Another factor to consider is the effect of migration on graduate labour markets. According to ABS Education and Work survey data a third of all graduates aged 20-29 years in 2019 were migrants, defined as someone with a degree from an overseas university or a non-citizen with an Australian degree. The migrant share drops to 22 per cent if student visa holders who cannot work full-time are excluded, but this still leaves an increase of about 50,000 people between 2013 and 2019.
One driver of migration has been international students who can stay for at least two years after finishing their degree. Increasing numbers have been granted graduate visas in recent years, although their employment outcomes are often disappointing. Perhaps they will be less inclined to stay in a recession labour market. On the other hand, with restricted international travel they may not be able to leave for a while.
But travel bans and a weak labour market will block or deter other degree-qualified migrants. Skilled migration dipped during the global financial crisis. Overall I expect that there will be fewer young migrants in the Australian labour market as a result of COVID-19, but given travel problems and the pipeline of current international students it might take a while for the numbers to drop.
No employment versus no full-time employment
Another negative aspect of the COVID-19 recession is worth noting. The rise between 2008 and 2015 of graduates seeking full-time employment but not finding it (several charts back) was made up of an unemployment increase of 6 percentage points and a working-part-time-but-looking-for-full-time increase of 10 percentage points.
Unfortunately in a survey switch from 2016 this latter number is no longer reported. But the historical numbers suggest that the effects of bad graduate labour markets have been ameliorated in the past by graduates holding on to their student jobs.
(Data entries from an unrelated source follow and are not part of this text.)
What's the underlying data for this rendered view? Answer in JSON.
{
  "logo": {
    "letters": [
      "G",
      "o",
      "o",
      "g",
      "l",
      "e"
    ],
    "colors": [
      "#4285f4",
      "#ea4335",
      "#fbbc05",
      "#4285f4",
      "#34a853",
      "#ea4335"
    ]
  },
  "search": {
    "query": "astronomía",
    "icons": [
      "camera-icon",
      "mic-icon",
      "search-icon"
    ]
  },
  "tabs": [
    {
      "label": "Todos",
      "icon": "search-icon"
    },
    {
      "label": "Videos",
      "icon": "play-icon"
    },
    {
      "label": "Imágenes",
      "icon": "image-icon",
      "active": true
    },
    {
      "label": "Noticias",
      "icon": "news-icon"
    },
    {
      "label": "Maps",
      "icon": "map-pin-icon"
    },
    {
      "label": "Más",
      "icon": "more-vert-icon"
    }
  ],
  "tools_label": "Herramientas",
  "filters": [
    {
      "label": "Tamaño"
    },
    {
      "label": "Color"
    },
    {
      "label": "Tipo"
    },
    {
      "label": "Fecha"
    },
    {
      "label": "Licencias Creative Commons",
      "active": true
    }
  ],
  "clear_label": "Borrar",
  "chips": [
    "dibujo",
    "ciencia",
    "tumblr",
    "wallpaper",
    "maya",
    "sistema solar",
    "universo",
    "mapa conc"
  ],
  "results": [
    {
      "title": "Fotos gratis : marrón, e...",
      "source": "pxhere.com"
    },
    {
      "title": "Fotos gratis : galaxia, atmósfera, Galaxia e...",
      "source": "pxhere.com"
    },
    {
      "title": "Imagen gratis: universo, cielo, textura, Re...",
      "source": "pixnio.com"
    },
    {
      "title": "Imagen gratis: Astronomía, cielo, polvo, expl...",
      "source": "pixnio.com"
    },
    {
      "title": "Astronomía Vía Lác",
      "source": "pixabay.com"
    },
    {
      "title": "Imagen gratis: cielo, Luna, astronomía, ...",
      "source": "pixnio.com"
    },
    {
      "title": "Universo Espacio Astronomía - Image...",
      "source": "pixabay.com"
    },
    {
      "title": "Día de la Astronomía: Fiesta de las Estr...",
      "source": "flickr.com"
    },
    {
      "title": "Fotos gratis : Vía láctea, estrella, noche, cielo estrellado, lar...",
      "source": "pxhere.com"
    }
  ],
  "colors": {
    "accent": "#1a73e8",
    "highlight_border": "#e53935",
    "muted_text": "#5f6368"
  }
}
These jobs are strongly skewed to the occupations most affected by COVID-19 shutdowns. As a result, their employment situation will be worse than the published aggregate numbers will suggest, as they will be unemployed rather than under-employed.
As suggested in a previous blog post, the number of postgraduate coursework students may increase as they sit out the recession. Policy does not limit student numbers. This won’t affect the reality that these students would rather work, but it would reduce how many graduates look for full-time work, and therefore the official un- or under-employment rate.
Despite the absence of two factors that exacerbated previous downturns, growing numbers of new degree completions and caps on postgraduate numbers, the overall COVID-19 graduate employment situation is dire. The previous record of un- and under-employment in 2014, of 32 per cent of graduates looking for full-time work being unable to find it, is likely to be exceeded by a large margin.
One thought on “Graduate employment prospects during the COVID-19 recession”
Thanx for this most useful analysis.
Human capital theory was never a good explanation of the modern demand for higher education (Trow, 1973: 40), and universities should have dropped that from their rhetoric long ago.
Trow, M. (1973). Problems in the transition from elite to mass higher education. Berkeley: Carnegie Commission on Higher Education.